Throw the thawed spinach in the pan along with the shrooms and the salmon (eat the bones first, they are delicious!!). Stir it all up and let it all warm up nicely and incorporate together. While this is going, beat the eggs and the milk together in a bowl and set to the side. Preheat the oven to 350. Butter a baking pan liberally, about 9 X 13, salt and pepper the salmon mixture and pour it in the buttered pan. Grate the cheese and mix it in well with the salmon mixture. Pour the egg and milk mixture over the salmon mixture and mix it all together, and then evenly distribute the mixture in the pan.

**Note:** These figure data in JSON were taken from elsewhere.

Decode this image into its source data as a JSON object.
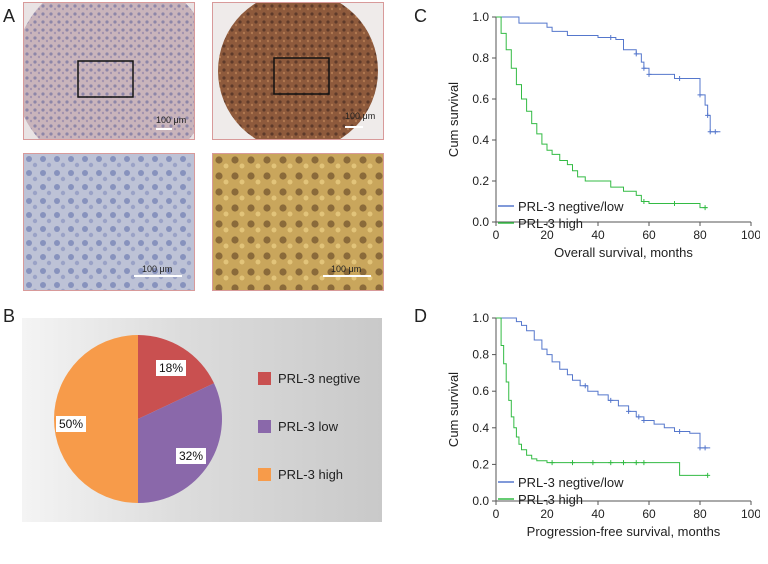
{
  "panels": {
    "a": "A",
    "b": "B",
    "c": "C",
    "d": "D"
  },
  "micrographs": {
    "top_left_scale": "100 μm",
    "top_right_scale": "100 μm",
    "bottom_left_scale": "100 μm",
    "bottom_right_scale": "100 μm"
  },
  "chart_data": [
    {
      "id": "pie",
      "type": "pie",
      "title": "",
      "slices": [
        {
          "label": "PRL-3 negtive",
          "value": 18,
          "pct_label": "18%",
          "color": "#c95050"
        },
        {
          "label": "PRL-3 low",
          "value": 32,
          "pct_label": "32%",
          "color": "#8a68aa"
        },
        {
          "label": "PRL-3 high",
          "value": 50,
          "pct_label": "50%",
          "color": "#f79b4a"
        }
      ],
      "legend_position": "right"
    },
    {
      "id": "os",
      "type": "line",
      "xlabel": "Overall survival, months",
      "ylabel": "Cum survival",
      "xlim": [
        0,
        100
      ],
      "ylim": [
        0,
        1.0
      ],
      "xticks": [
        "0",
        "20",
        "40",
        "60",
        "80",
        "100"
      ],
      "yticks": [
        "0.0",
        "0.2",
        "0.4",
        "0.6",
        "0.8",
        "1.0"
      ],
      "legend_position": "bottom-left",
      "series": [
        {
          "name": "PRL-3 negtive/low",
          "color": "#5577cc",
          "x": [
            0,
            8,
            9,
            15,
            20,
            22,
            28,
            40,
            47,
            50,
            55,
            57,
            58,
            60,
            70,
            78,
            80,
            82,
            83,
            84,
            88
          ],
          "y": [
            1.0,
            1.0,
            0.97,
            0.97,
            0.95,
            0.93,
            0.91,
            0.9,
            0.89,
            0.84,
            0.82,
            0.78,
            0.75,
            0.72,
            0.7,
            0.7,
            0.62,
            0.57,
            0.52,
            0.44,
            0.44
          ],
          "censor_x": [
            45,
            55,
            58,
            60,
            72,
            80,
            83,
            84,
            86
          ]
        },
        {
          "name": "PRL-3 high",
          "color": "#33bb44",
          "x": [
            0,
            2,
            4,
            6,
            8,
            10,
            12,
            14,
            16,
            18,
            20,
            22,
            25,
            28,
            30,
            32,
            35,
            40,
            45,
            50,
            55,
            57,
            60,
            70,
            80,
            83
          ],
          "y": [
            1.0,
            0.92,
            0.84,
            0.75,
            0.67,
            0.6,
            0.54,
            0.48,
            0.43,
            0.38,
            0.35,
            0.33,
            0.3,
            0.28,
            0.25,
            0.22,
            0.2,
            0.2,
            0.17,
            0.15,
            0.13,
            0.1,
            0.09,
            0.09,
            0.07,
            0.07
          ],
          "censor_x": [
            58,
            70,
            82
          ]
        }
      ]
    },
    {
      "id": "pfs",
      "type": "line",
      "xlabel": "Progression-free survival, months",
      "ylabel": "Cum survival",
      "xlim": [
        0,
        100
      ],
      "ylim": [
        0,
        1.0
      ],
      "xticks": [
        "0",
        "20",
        "40",
        "60",
        "80",
        "100"
      ],
      "yticks": [
        "0.0",
        "0.2",
        "0.4",
        "0.6",
        "0.8",
        "1.0"
      ],
      "legend_position": "bottom-left",
      "series": [
        {
          "name": "PRL-3 negtive/low",
          "color": "#5577cc",
          "x": [
            0,
            6,
            8,
            10,
            12,
            15,
            18,
            20,
            22,
            25,
            28,
            30,
            33,
            36,
            40,
            44,
            48,
            52,
            55,
            58,
            62,
            66,
            70,
            76,
            80,
            84
          ],
          "y": [
            1.0,
            1.0,
            0.98,
            0.96,
            0.93,
            0.88,
            0.83,
            0.8,
            0.76,
            0.72,
            0.69,
            0.66,
            0.63,
            0.6,
            0.58,
            0.55,
            0.52,
            0.49,
            0.46,
            0.44,
            0.42,
            0.4,
            0.38,
            0.37,
            0.29,
            0.29
          ],
          "censor_x": [
            35,
            45,
            52,
            56,
            58,
            72,
            80,
            82
          ]
        },
        {
          "name": "PRL-3 high",
          "color": "#33bb44",
          "x": [
            0,
            2,
            3,
            4,
            5,
            6,
            7,
            8,
            9,
            10,
            12,
            14,
            16,
            20,
            70,
            72,
            83
          ],
          "y": [
            1.0,
            0.85,
            0.75,
            0.65,
            0.55,
            0.46,
            0.4,
            0.35,
            0.31,
            0.28,
            0.25,
            0.23,
            0.22,
            0.21,
            0.21,
            0.14,
            0.14
          ],
          "censor_x": [
            22,
            30,
            38,
            45,
            50,
            55,
            58,
            83
          ]
        }
      ]
    }
  ]
}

Put it in the oven for about an hour or until it doesn't jiggle anymore when you shake it a little bit. I actually turned the oven down to 300 after about 40 minutes so that it would cook more evenly. That's it, you are done with salmon quiche and now, well after it cools for a while (unless you are Mandy, and then you can eat it straight from the oven because you have no feeling in your tongue) you can eat salmon quiche and experience one of life's little amazing joys!! Sorry, that was way too dramatic...the salmon quiche is really, really good. Enjoy!!